I was trying to scrap some data from a Court here in Brazil (yes, it is legal), and everything is going fine, except for one thing: I am not able to set a function that click on the button to change the page and re-do the scrap code and add the data to the df (I have tried to use the var set to the scrap + .append(), without success - am I using it correctly?)

Any advice?

MWE:

import time
import pandas as pd
from bs4 import BeautifulSoup
from selenium import webdriver
from selenium.webdriver.common.by import By
from selenium.webdriver.firefox.options import Options

url = "https://scon.stj.jus.br/SCON/legaplic/toc.jsp?materia=%27Lei+8.429%2F1992+%28Lei+DE+IMPROBIDADE+ADMINISTRATIVA%29%27.mat.&b=TEMA&p=true&t=&l=1&i=18&ordem=MAT,@NUM"

option = Options()
option.headless = True
driver = webdriver.Firefox()

driver.get(url)
time.sleep(5)

driver.find_element(by=By.LINK_TEXT, value='§ 6o A ação será instruída com documentos ou justificação que contenham indícios suficientes da existência do ato de improbidade ou com razões fundamentadas da impossibilidade de apresentação de qualquer dessas provas, observada a legislação vigente, inclusive as disposições inscritas nos arts. 16 a 18 do Código de Processo Civil. (Incluído pela Medida Provisória nº 2.225-45, de 2001)').click()

time.sleep(5)

driver.switch_to.window(driver.window_handles[-1]) # Change the focus to the new page, otherwise I can not scrap its content

element = driver.find_element(by=By.CLASS_NAME, value="listadocumentos")
html_content = element.get_attribute('outerHTML')

resultados = BeautifulSoup(driver.page_source, 'lxml')
paragrafoBRS = resultados.find_all('div', attrs={'class':'paragrafoBRS'})

driver.find_element(by=By.CLASS_NAME, value='iconeProximaPagina.temHint').click()

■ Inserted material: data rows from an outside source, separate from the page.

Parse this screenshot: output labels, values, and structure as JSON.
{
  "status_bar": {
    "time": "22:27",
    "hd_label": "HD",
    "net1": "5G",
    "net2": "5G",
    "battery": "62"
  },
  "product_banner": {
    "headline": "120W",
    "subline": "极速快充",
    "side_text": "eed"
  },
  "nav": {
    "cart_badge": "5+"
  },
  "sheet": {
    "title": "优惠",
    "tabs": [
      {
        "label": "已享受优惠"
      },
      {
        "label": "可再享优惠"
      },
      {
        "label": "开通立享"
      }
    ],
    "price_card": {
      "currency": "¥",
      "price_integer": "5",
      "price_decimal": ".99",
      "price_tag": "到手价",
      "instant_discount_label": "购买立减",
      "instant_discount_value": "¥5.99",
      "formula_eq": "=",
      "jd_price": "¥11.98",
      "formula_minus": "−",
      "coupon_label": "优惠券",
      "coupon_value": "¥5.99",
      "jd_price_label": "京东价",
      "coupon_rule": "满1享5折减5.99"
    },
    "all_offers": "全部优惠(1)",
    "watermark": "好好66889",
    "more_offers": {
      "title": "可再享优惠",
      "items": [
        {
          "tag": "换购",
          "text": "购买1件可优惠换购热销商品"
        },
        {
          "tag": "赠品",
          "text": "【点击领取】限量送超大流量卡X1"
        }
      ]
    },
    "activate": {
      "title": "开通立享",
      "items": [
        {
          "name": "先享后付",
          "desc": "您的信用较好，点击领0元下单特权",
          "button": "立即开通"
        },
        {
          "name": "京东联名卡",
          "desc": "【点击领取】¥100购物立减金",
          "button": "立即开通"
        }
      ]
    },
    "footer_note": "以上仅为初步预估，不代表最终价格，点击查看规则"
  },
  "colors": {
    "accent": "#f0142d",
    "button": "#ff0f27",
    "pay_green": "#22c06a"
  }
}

resultados # Also tried resultados.append()
paragrafoBRS # Also tried paragrafoBRS.append()

driver.quit()

header = []
content = []

for each in paragrafoBRS:
    header.append(each.find('div', {'class':'docTitulo'}).text)
    content.append(each.find(['div','pre'], {'class':'docTexto'}).text)

dataDict = {}
df = pd.DataFrame()

for i in range(len(header)):
    if header[i] in dataDict:
        df = df.append(pd.DataFrame(dataDict), ignore_index=True)
        dataDict = {}

    dataDict[header[i]] = [content[i]]

df.to_excel('data.xlsx')


Solution 1:[1]

After click() selenium automatically updates driver.page_source but not resultados and other variables and you have to run again

resultados = BeautifulSoup(driver.page_source, 'lxml') 
# rest

And this replaces old content so you should first run for each in paragrafoBRS: to get data from first page, next click(), next load again resultados and run again for each in paragrafoBRS: to get data from next page.

Something like this:

import time
import pandas as pd
from bs4 import BeautifulSoup
from selenium import webdriver
from selenium.webdriver.common.by import By
from selenium.webdriver.firefox.options import Options

url = "https://scon.stj.jus.br/SCON/legaplic/toc.jsp?materia=%27Lei+8.429%2F1992+%28Lei+DE+IMPROBIDADE+ADMINISTRATIVA%29%27.mat.&b=TEMA&p=true&t=&l=1&i=18&ordem=MAT,@NUM"

option = Options()
option.headless = True
driver = webdriver.Firefox()

driver.get(url)
time.sleep(5)

driver.find_element(by=By.LINK_TEXT, value='§ 6o A ação será instruída com documentos ou justificação que contenham indícios suficientes da existência do ato de improbidade ou com razões fundamentadas da impossibilidade de apresentação de qualquer dessas provas, observada a legislação vigente, inclusive as disposições inscritas nos arts. 16 a 18 do Código de Processo Civil. (Incluído pela Medida Provisória nº 2.225-45, de 2001)').click()

time.sleep(5)

driver.switch_to.window(driver.window_handles[-1]) # Change the focus to the new page, otherwise I can not scrap its content

element = driver.find_element(by=By.CLASS_NAME, value="listadocumentos")
html_content = element.get_attribute('outerHTML')

# --- before all pages --

header = []
content = []

# --- get data from first page --

resultados = BeautifulSoup(driver.page_source, 'lxml')
paragrafoBRS = resultados.find_all('div', attrs={'class':'paragrafoBRS'})

for each in paragrafoBRS:
    header.append(each.find('div', {'class':'docTitulo'}).text)
    content.append(each.find(['div','pre'], {'class':'docTexto'}).text)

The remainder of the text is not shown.